The English county of West Midlands could be renamed Mercia after a consultation process was announced today.
The move comes just days after the region was featured in the pages Guardian by journalist and writer Robert Shore, who believes Midlanders struggle with a lack of identity and are too modest about their contribution to British history.
Mercia was originally the name of an Anglo Saxon kingdom that existed between AD600 and 900 in the Midlands before being swallowed up by the burgeoning Kingdom of England. The name survives in a number of places today – most noticeably the West Mercia Police.

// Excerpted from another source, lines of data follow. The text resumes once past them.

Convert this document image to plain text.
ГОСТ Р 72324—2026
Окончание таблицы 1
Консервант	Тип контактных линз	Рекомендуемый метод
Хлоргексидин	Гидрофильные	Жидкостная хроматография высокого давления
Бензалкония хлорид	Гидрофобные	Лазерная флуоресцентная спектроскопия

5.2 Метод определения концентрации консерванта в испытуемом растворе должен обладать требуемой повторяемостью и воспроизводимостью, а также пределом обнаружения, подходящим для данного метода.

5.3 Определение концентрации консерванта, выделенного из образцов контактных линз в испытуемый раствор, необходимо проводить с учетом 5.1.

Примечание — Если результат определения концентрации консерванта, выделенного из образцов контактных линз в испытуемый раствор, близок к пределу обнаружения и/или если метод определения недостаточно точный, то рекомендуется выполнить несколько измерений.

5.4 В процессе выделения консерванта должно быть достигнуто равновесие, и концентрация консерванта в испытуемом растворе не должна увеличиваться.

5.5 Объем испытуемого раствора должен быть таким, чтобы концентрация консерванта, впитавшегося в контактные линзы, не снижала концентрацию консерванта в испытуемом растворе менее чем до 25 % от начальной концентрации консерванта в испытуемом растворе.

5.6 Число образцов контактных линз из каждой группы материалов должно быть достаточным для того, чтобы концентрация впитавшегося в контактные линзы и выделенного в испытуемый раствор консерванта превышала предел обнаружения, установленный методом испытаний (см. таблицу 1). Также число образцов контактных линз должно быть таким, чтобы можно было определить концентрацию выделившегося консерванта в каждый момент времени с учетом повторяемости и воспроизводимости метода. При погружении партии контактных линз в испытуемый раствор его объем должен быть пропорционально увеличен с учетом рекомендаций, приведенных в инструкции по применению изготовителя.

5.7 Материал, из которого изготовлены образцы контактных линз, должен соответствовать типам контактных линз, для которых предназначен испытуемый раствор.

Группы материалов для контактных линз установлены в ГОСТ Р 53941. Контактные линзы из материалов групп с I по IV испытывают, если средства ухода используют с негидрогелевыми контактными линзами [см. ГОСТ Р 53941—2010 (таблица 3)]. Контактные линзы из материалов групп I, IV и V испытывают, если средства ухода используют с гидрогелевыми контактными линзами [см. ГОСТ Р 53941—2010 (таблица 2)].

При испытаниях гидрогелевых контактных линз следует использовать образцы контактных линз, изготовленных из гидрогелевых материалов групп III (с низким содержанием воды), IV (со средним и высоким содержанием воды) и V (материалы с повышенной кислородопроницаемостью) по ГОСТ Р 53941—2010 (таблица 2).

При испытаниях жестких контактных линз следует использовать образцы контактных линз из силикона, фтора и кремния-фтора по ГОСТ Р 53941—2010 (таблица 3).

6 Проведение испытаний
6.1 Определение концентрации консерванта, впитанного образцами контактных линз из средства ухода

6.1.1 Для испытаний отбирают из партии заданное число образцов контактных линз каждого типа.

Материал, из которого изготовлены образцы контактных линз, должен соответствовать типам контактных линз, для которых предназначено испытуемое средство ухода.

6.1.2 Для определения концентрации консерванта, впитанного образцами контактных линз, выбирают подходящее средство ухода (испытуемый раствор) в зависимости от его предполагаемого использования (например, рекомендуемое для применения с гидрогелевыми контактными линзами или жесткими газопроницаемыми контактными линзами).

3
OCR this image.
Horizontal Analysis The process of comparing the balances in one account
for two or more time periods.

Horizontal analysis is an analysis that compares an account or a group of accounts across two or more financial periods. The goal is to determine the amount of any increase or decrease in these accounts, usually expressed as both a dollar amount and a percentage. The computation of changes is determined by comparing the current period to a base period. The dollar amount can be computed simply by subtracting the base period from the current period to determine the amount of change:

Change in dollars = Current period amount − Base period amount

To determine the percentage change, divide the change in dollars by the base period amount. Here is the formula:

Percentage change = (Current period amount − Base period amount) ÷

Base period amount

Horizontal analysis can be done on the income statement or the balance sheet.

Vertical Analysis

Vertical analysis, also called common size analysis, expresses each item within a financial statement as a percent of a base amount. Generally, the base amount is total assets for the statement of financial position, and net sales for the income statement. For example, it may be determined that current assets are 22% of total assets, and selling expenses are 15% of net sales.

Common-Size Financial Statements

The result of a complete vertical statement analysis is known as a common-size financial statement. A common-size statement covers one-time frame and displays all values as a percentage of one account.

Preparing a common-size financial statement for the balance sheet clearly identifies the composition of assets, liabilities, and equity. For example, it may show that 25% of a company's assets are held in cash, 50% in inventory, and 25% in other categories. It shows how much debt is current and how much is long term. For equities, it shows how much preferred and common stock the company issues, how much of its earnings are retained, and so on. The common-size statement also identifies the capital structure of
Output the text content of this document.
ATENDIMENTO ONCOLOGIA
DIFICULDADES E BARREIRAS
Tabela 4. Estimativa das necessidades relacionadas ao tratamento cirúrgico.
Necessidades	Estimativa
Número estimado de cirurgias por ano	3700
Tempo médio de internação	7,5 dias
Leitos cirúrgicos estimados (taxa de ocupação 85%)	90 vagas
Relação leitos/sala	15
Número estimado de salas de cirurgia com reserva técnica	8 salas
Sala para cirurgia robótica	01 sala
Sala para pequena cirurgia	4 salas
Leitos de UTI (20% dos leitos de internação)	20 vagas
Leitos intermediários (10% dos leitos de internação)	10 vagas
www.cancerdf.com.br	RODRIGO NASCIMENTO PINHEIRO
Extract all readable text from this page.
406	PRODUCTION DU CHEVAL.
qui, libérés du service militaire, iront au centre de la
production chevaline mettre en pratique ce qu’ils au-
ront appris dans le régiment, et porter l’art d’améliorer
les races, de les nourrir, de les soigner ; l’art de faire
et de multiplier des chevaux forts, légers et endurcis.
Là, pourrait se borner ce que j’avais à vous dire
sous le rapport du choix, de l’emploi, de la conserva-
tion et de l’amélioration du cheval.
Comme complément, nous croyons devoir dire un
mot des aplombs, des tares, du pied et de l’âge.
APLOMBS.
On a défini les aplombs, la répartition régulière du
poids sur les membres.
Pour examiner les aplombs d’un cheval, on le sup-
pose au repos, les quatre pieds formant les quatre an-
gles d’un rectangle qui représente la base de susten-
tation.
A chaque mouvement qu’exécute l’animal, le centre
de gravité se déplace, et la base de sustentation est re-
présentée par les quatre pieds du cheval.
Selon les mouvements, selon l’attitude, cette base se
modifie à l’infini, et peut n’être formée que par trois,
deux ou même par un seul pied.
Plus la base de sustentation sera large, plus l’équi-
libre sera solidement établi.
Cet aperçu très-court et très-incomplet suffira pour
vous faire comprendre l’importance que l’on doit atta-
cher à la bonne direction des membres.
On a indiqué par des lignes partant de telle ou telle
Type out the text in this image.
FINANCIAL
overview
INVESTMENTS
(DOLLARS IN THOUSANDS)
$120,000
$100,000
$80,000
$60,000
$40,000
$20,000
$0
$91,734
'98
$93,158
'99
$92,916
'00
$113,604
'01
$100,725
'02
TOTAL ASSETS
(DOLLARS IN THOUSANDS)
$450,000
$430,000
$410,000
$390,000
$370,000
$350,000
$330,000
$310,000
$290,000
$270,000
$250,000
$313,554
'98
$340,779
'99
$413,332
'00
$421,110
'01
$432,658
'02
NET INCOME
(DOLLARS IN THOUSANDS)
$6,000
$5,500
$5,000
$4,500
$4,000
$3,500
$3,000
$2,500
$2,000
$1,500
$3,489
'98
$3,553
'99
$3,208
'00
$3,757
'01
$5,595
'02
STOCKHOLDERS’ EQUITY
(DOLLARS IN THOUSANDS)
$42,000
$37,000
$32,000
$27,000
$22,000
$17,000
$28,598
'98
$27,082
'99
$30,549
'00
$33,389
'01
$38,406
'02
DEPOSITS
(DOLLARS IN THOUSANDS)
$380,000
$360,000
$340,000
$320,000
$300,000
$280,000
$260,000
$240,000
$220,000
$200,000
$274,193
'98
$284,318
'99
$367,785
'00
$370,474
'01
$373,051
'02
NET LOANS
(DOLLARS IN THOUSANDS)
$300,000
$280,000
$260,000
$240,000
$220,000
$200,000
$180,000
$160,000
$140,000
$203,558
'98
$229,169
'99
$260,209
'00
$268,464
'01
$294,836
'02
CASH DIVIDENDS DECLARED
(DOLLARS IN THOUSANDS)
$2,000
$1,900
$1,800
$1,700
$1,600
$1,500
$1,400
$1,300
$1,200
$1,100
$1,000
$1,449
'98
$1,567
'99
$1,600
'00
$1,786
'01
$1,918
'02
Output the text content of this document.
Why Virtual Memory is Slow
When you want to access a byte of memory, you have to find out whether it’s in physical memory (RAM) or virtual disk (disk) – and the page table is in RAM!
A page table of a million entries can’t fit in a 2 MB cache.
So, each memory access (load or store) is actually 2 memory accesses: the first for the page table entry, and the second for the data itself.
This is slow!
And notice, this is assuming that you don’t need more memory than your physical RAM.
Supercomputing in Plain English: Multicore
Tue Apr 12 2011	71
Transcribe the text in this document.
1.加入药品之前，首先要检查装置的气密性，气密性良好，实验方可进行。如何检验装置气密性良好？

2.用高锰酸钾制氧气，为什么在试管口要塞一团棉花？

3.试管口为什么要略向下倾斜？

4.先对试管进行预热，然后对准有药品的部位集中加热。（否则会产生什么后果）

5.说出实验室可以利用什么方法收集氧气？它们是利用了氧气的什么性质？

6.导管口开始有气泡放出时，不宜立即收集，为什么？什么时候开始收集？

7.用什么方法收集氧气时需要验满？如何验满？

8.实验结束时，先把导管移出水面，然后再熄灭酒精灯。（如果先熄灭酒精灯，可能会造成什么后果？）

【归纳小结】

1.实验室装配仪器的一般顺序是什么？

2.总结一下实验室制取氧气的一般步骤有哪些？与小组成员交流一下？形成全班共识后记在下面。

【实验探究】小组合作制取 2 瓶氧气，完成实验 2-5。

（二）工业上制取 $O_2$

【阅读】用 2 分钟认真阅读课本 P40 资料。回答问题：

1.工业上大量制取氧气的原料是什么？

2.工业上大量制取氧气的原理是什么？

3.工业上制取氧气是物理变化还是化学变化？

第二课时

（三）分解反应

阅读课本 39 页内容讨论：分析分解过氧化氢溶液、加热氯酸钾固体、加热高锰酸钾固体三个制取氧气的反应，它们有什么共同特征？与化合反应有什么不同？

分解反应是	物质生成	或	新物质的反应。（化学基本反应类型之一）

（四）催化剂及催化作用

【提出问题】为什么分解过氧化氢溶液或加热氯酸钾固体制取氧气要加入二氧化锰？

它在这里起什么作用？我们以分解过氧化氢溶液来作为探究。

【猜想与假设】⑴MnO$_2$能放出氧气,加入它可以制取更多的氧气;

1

The name change has been proposed to bring a “little more glamour to an overlooked area of the country,” said Dave ‘Penda’ Trent, spokesman for the organisation Bring Back Mercia, which was influential in convincing the local authorities to begin the renaming process.
The West Midlands, which includes the Birmingham conurbation, is one of the most heavily urbanised English counties and according to local tourist bodies struggles to draw visitors despite it being one of the cradles of the Industrial Revolution. The new county will also include part of South Staffordshire west of Wolverhampton.
“We hope the name change will connect the area’s epic dark age past with its modern place in history and attract sightseers away from places like Cornwall or Dorset,” said Eva Lednor, PR for the newly formed Mercian Tourist Board. “We’re confident that the border might be extended southwards to include the northern edge of the Cotswolds – so that we get some really lovely countryside within Mercia.”
One Midlands man who would have welcomed the change is writer JRR Tolkien. He thought of himself as a Mercian and used what he knew about the Anglo-Saxon kingdom to create the Riders of Rohan in The Lord of the Rings.
“This year marks the 60th anniversary of the first publication of Lord of the Rings,” said Harry Gorn, of the Birmingham Tolkien Mystics “so it seems a fitting tribute to bring one of Professor Tolkien’s dreams to fruition in 2014.”
But for Dave Trent of Bring Back Mercia, the move might not be enough. “Ideally, we’d like to see the whole of Mercia reunited in a single independent kingdom. But the name change is a great start, at least.”